How to Successfully Loan Money to Family and Friends

Jan 08, 2016
Shai Harary

Over the holidays, I saw the movie Sisters, starring Tina Fey and Amy Poehler. In it, they each play a stereotypical character: Poehler is Maura Ellis, the “perfect” sister, and Fey is Kate Ellis, the “other” sister (READ: irresponsible). Kate is flat broke, and inevitably asks both her sister and her parents for a loan… but of course she only wants the kind you never have to pay back.

I mean, would you loan money to this person — even if she were your sister?


And this is EXACTLY why loaning money to family and close friends is generally seen as a horrible idea. There are certainly many reasons not to (and you can read about my top 4 reasons here), but turning down your nearest and dearest is not always that simple.

After some personal experience and also professional analysis, I believe that it is possible to successfully loan money to family and close friends if you approach it as clearly and carefully as any other business transaction. While you won’t be able to eradicate all of the risk, you’ll at least mitigate it if you follow these following rules:

1) Before you do anything, put on your business cap.
In any business dealings with family, you have to switch “hats” from casual and personal to formal and professional. And a loan is most definitely a business transaction, so it’s on you to send the right message from the start. That way down the line if repayment milestones are missed, you can easily say, “I’m going to switch hats right now, and I’m going to talk to you about the loan and the terms per the contract, period.”

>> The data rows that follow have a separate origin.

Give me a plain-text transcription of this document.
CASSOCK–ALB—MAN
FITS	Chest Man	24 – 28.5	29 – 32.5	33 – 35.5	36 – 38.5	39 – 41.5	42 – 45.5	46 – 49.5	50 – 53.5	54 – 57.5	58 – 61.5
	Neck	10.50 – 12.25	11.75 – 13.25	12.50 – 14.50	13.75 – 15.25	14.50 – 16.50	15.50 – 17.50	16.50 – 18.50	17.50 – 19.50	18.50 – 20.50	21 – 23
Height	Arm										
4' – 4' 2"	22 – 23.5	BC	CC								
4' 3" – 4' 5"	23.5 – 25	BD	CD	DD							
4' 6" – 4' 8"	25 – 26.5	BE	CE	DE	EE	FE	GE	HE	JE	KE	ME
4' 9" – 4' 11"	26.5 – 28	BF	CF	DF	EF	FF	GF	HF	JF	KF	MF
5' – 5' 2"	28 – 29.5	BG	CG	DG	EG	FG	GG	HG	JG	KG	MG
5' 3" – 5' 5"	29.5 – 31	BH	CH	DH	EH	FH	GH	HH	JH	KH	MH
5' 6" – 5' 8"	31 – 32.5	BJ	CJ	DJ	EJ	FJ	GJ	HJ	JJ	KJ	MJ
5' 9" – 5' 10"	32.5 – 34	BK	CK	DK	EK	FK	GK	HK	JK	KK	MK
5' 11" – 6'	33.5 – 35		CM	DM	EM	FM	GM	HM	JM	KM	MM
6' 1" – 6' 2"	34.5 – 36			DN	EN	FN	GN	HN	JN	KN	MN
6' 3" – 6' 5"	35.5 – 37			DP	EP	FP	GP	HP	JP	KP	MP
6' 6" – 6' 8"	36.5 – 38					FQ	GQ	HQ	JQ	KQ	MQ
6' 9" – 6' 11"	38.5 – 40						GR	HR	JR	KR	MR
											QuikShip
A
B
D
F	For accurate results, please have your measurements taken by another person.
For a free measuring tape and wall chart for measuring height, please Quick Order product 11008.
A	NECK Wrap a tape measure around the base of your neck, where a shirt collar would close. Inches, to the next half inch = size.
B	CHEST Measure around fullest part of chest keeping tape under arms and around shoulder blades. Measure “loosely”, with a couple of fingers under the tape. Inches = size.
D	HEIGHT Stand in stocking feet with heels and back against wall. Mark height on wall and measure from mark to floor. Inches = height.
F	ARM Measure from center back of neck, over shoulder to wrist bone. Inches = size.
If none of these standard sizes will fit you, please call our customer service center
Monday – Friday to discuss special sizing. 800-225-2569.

2) Clearly communicate the parameters of the deal – IN WRITING — so it’s a contractual agreement, otherwise known as a promissory note.
Once you’ve made sure that the tone of the transaction is clearly professional, then you are then in position to explain the nature of the deal to the party borrowing money. Make sure to include all of this crucial information in your agreement:

  • Name of borrower/lender
  • Amount of the loan
  • Length of time of the loan/maturity date
  • Repayment schedule (if not all at once)
  • Interest rates (if applicable)
  • Responsibilities of each party, especially how repayment will be provided
  • Security for the loan (if possible)
  • Penalty (if any) for missed repayment deadline(s)

The way you put a loan in writing is through a promissory note, which can be a very simple document. At a minimum, it will detail all of the above, plus date/time/place of signing. If the loan is large enough, then explaining the security for the loan is key. This gives you a tangible way, such as a lien against his/her house, to recoup your payment should the borrower default on the loan.

For example, if your sister wants to borrow $150,000.00, she needs to give you a lien against her house so that you can self execute if necessary. And while you may not want to go to that extreme length, having your position secured against real property may at the very least give you significant leverage to get her to repay the loan.

3) Trust is NOT a part of the equation…
Very often people involved in a family or friend-related loan transaction will feel that they can’t document the deal because it will convey the message to the borrowing party that they don’t trust him/her. Here me now: TRUST has nothing to do with the official end of any BUSINESS transaction, ever! In my opinion, it is a common yet HUGE mistake to concern yourself about what your family member or friend will think. Take the emotions and opinions out of the equation, and you’re left with a much cleaner perspective – which should go a long way in terms of reinforcing the idea that loaning someone money isn’t personal. It’s business.

4) … Risk, however, is.
If your friend or family member could get a bank to loan him or her money, s/he wouldn’t be coming to you – right? Be clear that there is inherent risk in your executing this type of loan, especially if you think about whether or not a bank would consider the person asking you to lend him/her money a safe bet. In most cases, it’s unlikely that a financial institution would approve the transaction, and for that reason alone, you have every right to act as prudently as possible to protect your own interests. That’s not about being a bad friend or relative – it’s about being a smart businessperson.

5) Be sure you set the expectation of enforcement.
While a promissory note goes a long way in terms of reinforcing the idea that this isn’t personal, it’s business, you also have to communicate to your family member or friend that you’re willing and able to enforce the terms if s/he breaches your agreement. If you don’t do that, then you’re going to be in a situation where the borrower thinks that s/he has the friendliest lender in the world, and say to him/herself “It’s my relative (or close friend), so it’s OK if I never pay him/her back. By the way, s/he’s got enough money and really doesn’t need me to do it.” Keep in mind it’s nobody’s business what you have to lend, and a loan is a loan.

6) Have an enforcer standing by.
Be it a lawyer or another type of business advisor, bringing a third party in from the get-go to be involved with the creation and execution of your agreement is key. That way should a dispute arise, you’ll have an unaffiliated, neutral person available to bridge the gap between you (the lender) and your family member or friend (the borrower). Any guilt, awkwardness or other uncomfortable feelings will be minimized and enforcing the terms of agreement will be much easier and far less painful.

While loaning money to a family member or a close friend might seem complicated, it’s no more so than any other business transaction. And that, after all is the key differential: while you can share with your sister (or brother) a bedroom, clothes, even party prep and ask for nothing in return, when it comes to your hard-earned cash, a loan is something that always should be repaid.